Array types and pointer types are not 100% equivalent, even in this context where you do ultimately get a pointer type for the function parameter. Your mistake is in assuming that const would have acted the same way if it were a pointer type.

To expand on ARBY's example:

typedef int table_t[3];
typedef int *pointer_t;

void doSomething(const table_t t)
{
    t++;    //No error, it's a non-const pointer.
    t[1]=3; //Error, it's a pointer to const.
}

void doSomethingElse(const pointer_t t)
{
    t++;    //Error, it's a const pointer.
    t[1]=3; //No error, it's pointer to plain int
}

It does act similarly to const int * , but const pointer_t is instead equivalent to int * const .

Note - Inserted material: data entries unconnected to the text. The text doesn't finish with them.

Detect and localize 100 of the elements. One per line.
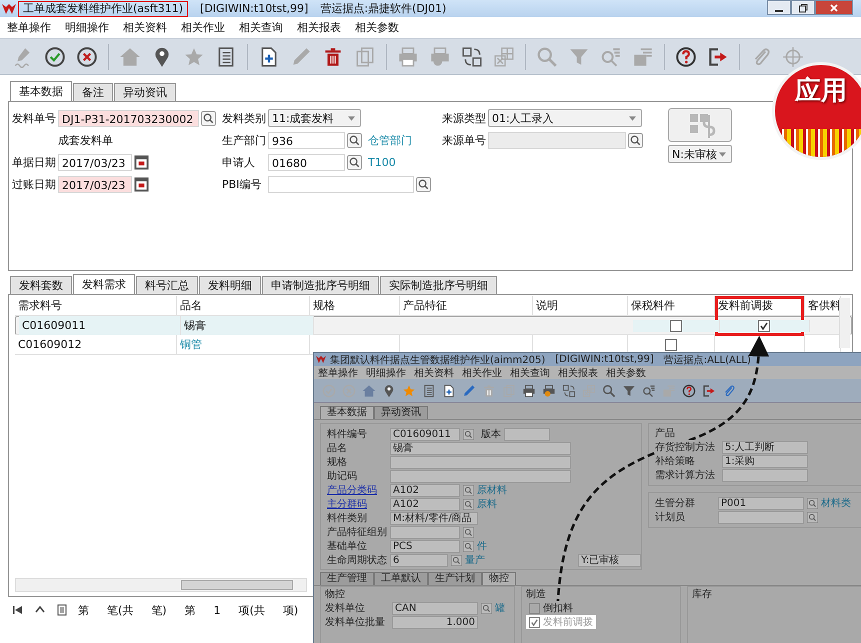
status-dropdown[interactable]: Y:已审核 <box>578 554 641 566</box>
input-field[interactable]: 锡膏 <box>390 442 571 454</box>
new-document-icon[interactable] <box>442 384 456 398</box>
tab[interactable]: 备注 <box>73 83 113 101</box>
exit-icon[interactable] <box>707 46 729 68</box>
date-field[interactable]: 2017/03/23 <box>58 176 132 192</box>
menu-item[interactable]: 相关报表 <box>297 20 341 35</box>
checkbox[interactable] <box>665 338 677 350</box>
input-field[interactable]: CAN <box>392 602 478 614</box>
first-page-icon[interactable] <box>12 604 24 616</box>
tab[interactable]: 实际制造批序号明细 <box>380 276 497 294</box>
pin-icon[interactable] <box>382 384 396 398</box>
menu-item[interactable]: 相关查询 <box>510 366 550 380</box>
dropdown[interactable]: 5:人工判断 <box>722 440 808 454</box>
star-icon[interactable] <box>402 384 416 398</box>
column-header[interactable]: 规格 <box>313 299 335 312</box>
calendar-icon[interactable] <box>134 154 149 170</box>
search-icon[interactable] <box>463 498 474 510</box>
search-icon[interactable] <box>463 484 474 496</box>
search-icon[interactable] <box>347 154 362 170</box>
dropdown[interactable]: 11:成套发料 <box>268 109 361 127</box>
tab[interactable]: 发料明细 <box>199 276 261 294</box>
tab[interactable]: 基本数据 <box>10 81 72 101</box>
checkbox[interactable] <box>758 320 770 332</box>
exit-icon[interactable] <box>702 384 716 398</box>
menu-item[interactable]: 相关作业 <box>181 20 225 35</box>
restore-button[interactable] <box>791 0 815 15</box>
search-icon[interactable] <box>481 602 492 614</box>
document-icon[interactable] <box>56 604 68 616</box>
input-field[interactable]: 6 <box>390 554 448 566</box>
close-button[interactable] <box>815 0 853 15</box>
search-icon[interactable] <box>602 384 616 398</box>
home-icon[interactable] <box>362 384 376 398</box>
column-header[interactable]: 保税料件 <box>631 299 675 312</box>
table-cell[interactable]: C01609012 <box>15 335 177 354</box>
menu-item[interactable]: 明细操作 <box>65 20 109 35</box>
checkbox[interactable] <box>529 602 540 614</box>
input-field[interactable]: C01609011 <box>390 428 460 440</box>
tab[interactable]: 发料需求 <box>73 274 135 294</box>
tab[interactable]: 生产计划 <box>428 572 482 585</box>
tab[interactable]: 异动资讯 <box>114 83 176 101</box>
column-header[interactable]: 品名 <box>180 299 202 312</box>
column-header[interactable]: 发料前调拨 <box>718 299 773 312</box>
scrollbar[interactable] <box>839 298 850 348</box>
tab[interactable]: 基本数据 <box>320 406 374 419</box>
menu-item[interactable]: 相关报表 <box>558 366 598 380</box>
cross-circle-icon[interactable] <box>76 46 98 68</box>
search-list-icon[interactable] <box>642 384 656 398</box>
horizontal-scrollbar[interactable] <box>15 578 307 592</box>
menu-item[interactable]: 相关资料 <box>414 366 454 380</box>
input-field[interactable]: 1.000 <box>392 616 478 628</box>
filter-icon[interactable] <box>622 384 636 398</box>
tab[interactable]: 生产管理 <box>320 572 374 585</box>
input-field[interactable] <box>390 470 571 482</box>
dropdown[interactable]: M:材料/零件/商品 <box>390 512 478 524</box>
menu-item[interactable]: 相关查询 <box>239 20 283 35</box>
search-icon[interactable] <box>451 554 462 566</box>
input-field[interactable]: DJ1-P31-201703230002 <box>58 110 199 126</box>
printer-icon[interactable] <box>522 384 536 398</box>
date-field[interactable]: 2017/03/23 <box>58 154 132 170</box>
dropdown[interactable]: 1:采购 <box>722 454 808 468</box>
pencil-icon[interactable] <box>462 384 476 398</box>
status-dropdown[interactable]: N:未审核 <box>668 145 732 163</box>
calendar-icon[interactable] <box>134 176 149 192</box>
input-field[interactable] <box>390 526 460 538</box>
search-icon[interactable] <box>807 498 818 508</box>
link[interactable]: T100 <box>368 156 396 168</box>
checkbox[interactable] <box>670 320 682 332</box>
search-icon[interactable] <box>628 132 643 148</box>
input-field[interactable]: P001 <box>718 496 804 510</box>
menu-item[interactable]: 相关参数 <box>355 20 399 35</box>
menu-item[interactable]: 相关资料 <box>123 20 167 35</box>
help-icon[interactable] <box>675 46 697 68</box>
search-icon[interactable] <box>463 540 474 552</box>
minimize-button[interactable] <box>767 0 791 15</box>
input-field[interactable]: A102 <box>390 498 460 510</box>
input-field[interactable] <box>718 510 804 524</box>
input-field[interactable] <box>390 456 571 468</box>
column-header[interactable]: 需求料号 <box>18 299 62 312</box>
search-icon[interactable] <box>463 428 474 440</box>
link[interactable]: 仓管部门 <box>368 132 412 148</box>
menu-item[interactable]: 整单操作 <box>318 366 358 380</box>
input-field[interactable]: 936 <box>268 132 345 148</box>
search-icon[interactable] <box>201 110 216 126</box>
column-header[interactable]: 客供料 <box>808 299 841 312</box>
search-icon[interactable] <box>807 512 818 522</box>
input-field[interactable] <box>504 428 550 440</box>
search-icon[interactable] <box>347 132 362 148</box>
search-icon[interactable] <box>416 176 431 192</box>
tab[interactable]: 异动资讯 <box>374 406 428 419</box>
dropdown[interactable]: 01:人工录入 <box>488 109 642 127</box>
input-field[interactable]: A102 <box>390 484 460 496</box>
list-icon[interactable] <box>422 384 436 398</box>
column-header[interactable]: 产品特征 <box>403 299 447 312</box>
help-icon[interactable] <box>682 384 696 398</box>
menu-item[interactable]: 整单操作 <box>7 20 51 35</box>
tab[interactable]: 申请制造批序号明细 <box>262 276 379 294</box>
input-field[interactable]: 01680 <box>268 154 345 170</box>
checkbox-option[interactable]: 倒扣料 <box>526 601 576 615</box>
tab[interactable]: 料号汇总 <box>136 276 198 294</box>
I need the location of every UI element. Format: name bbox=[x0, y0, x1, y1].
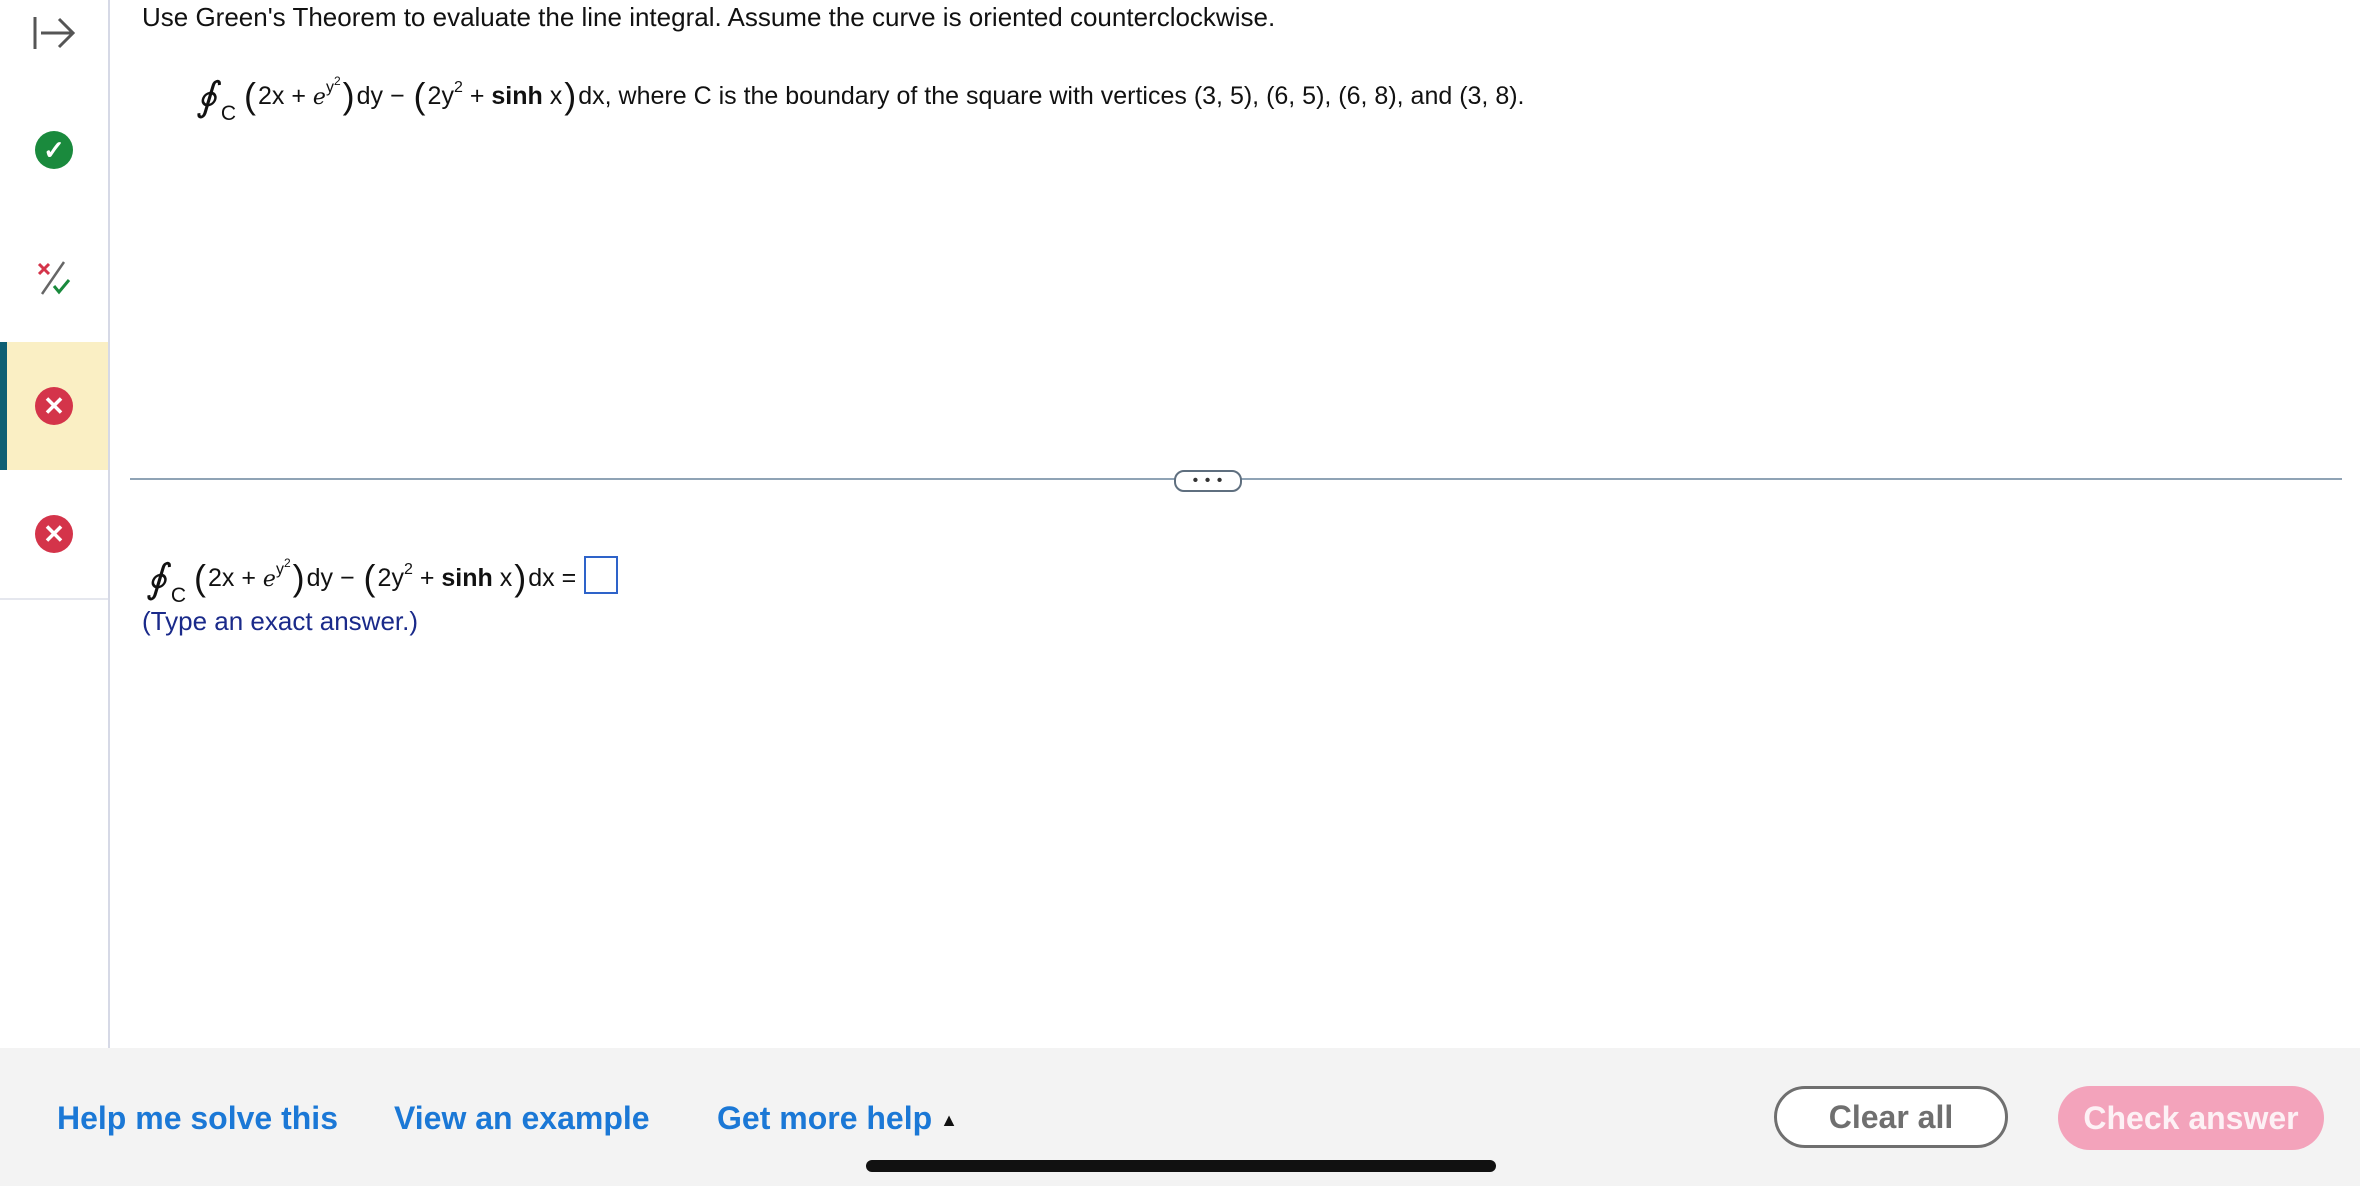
paren-open: ( bbox=[194, 557, 207, 598]
term-dx-equals: dx = bbox=[528, 564, 577, 592]
partially-correct-icon bbox=[37, 261, 71, 295]
integral-subscript: C bbox=[170, 584, 187, 607]
answer-expression: ∮ C ( 2x + ey2 ) dy − ( 2y 2 + sinh x ) d… bbox=[146, 548, 619, 607]
term-2y: 2y bbox=[427, 82, 454, 110]
term-plus: + bbox=[469, 82, 485, 110]
question-prompt: Use Green's Theorem to evaluate the line… bbox=[142, 2, 1276, 32]
term-2x: 2x + bbox=[208, 564, 256, 592]
exp-sq: 2 bbox=[283, 556, 291, 570]
sidebar-question-4[interactable]: ✕ bbox=[0, 470, 108, 600]
caret-up-icon: ▲ bbox=[940, 1110, 958, 1130]
term-sinh: sinh bbox=[491, 82, 543, 110]
sidebar-question-3-selected[interactable]: ✕ bbox=[0, 342, 108, 470]
paren-open: ( bbox=[244, 75, 257, 116]
clear-all-button[interactable]: Clear all bbox=[1774, 1086, 2008, 1148]
paren-close: ) bbox=[564, 75, 577, 116]
question-sidebar: ✓ ✕ ✕ bbox=[0, 0, 110, 1048]
answer-input[interactable] bbox=[584, 556, 619, 594]
term-sinh: sinh bbox=[441, 564, 493, 592]
expand-arrow-icon bbox=[33, 17, 76, 49]
home-indicator bbox=[866, 1160, 1496, 1172]
incorrect-x-icon: ✕ bbox=[35, 387, 73, 425]
sidebar-question-1[interactable]: ✓ bbox=[0, 86, 108, 214]
integral-subscript: C bbox=[220, 102, 237, 125]
term-plus: + bbox=[419, 564, 435, 592]
answer-hint: (Type an exact answer.) bbox=[142, 606, 419, 636]
term-dy: dy − bbox=[306, 564, 355, 592]
expand-sidebar-button[interactable] bbox=[0, 0, 108, 66]
term-e: e bbox=[312, 85, 326, 110]
paren-close: ) bbox=[514, 557, 527, 598]
help-me-solve-link[interactable]: Help me solve this bbox=[57, 1100, 338, 1137]
term-x: x bbox=[499, 564, 513, 592]
term-2x: 2x + bbox=[258, 82, 306, 110]
term-2y: 2y bbox=[377, 564, 404, 592]
term-e: e bbox=[262, 567, 276, 592]
term-x: x bbox=[549, 82, 563, 110]
paren-open: ( bbox=[363, 557, 376, 598]
correct-check-icon: ✓ bbox=[35, 131, 73, 169]
term-dy: dy − bbox=[356, 82, 405, 110]
incorrect-x-icon: ✕ bbox=[35, 515, 73, 553]
question-tail: dx, where C is the boundary of the squar… bbox=[578, 82, 1525, 110]
paren-close: ) bbox=[342, 75, 355, 116]
check-answer-button[interactable]: Check answer bbox=[2058, 1086, 2324, 1150]
exp-y: y bbox=[275, 561, 284, 578]
get-more-help-label: Get more help bbox=[717, 1100, 933, 1136]
sidebar-question-2[interactable] bbox=[0, 214, 108, 342]
exp-2: 2 bbox=[453, 79, 463, 96]
exp-2: 2 bbox=[403, 561, 413, 578]
exp-y: y bbox=[325, 79, 334, 96]
view-example-link[interactable]: View an example bbox=[394, 1100, 650, 1137]
divider-drag-handle[interactable]: • • • bbox=[1174, 470, 1242, 492]
paren-close: ) bbox=[292, 557, 305, 598]
exp-sq: 2 bbox=[333, 74, 341, 88]
paren-open: ( bbox=[413, 75, 426, 116]
contour-integral-symbol: ∮ bbox=[196, 74, 217, 120]
contour-integral-symbol: ∮ bbox=[146, 556, 167, 602]
integral-expression: ∮ C ( 2x + ey2 ) dy − ( 2y 2 + sinh x ) d… bbox=[196, 68, 1525, 125]
get-more-help-link[interactable]: Get more help ▲ bbox=[717, 1100, 958, 1137]
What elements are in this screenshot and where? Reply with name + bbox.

(Also, disclaimer, user-defined names ending with _t are not allowed by POSIX, they're reserved for future expansion)

Answer 5

The standard 6.7.6.3 says:

A declaration of a parameter as ''array of type'' shall be adjusted to ''qualified pointer to type''

Meaning that when you declare a function parameter as a const int array type, it decays into a pointer to const int (first element in array). Equivalent to const int* in this case.

Also note that because of the above mentioned rule, the array size specified adds no additional type safety! This is one big flaw in the C language, but that's how it is.

Still, it is good practice to declare the array with fixed width like you have, because static analysers or clever compilers may produce a diagnostic about different types.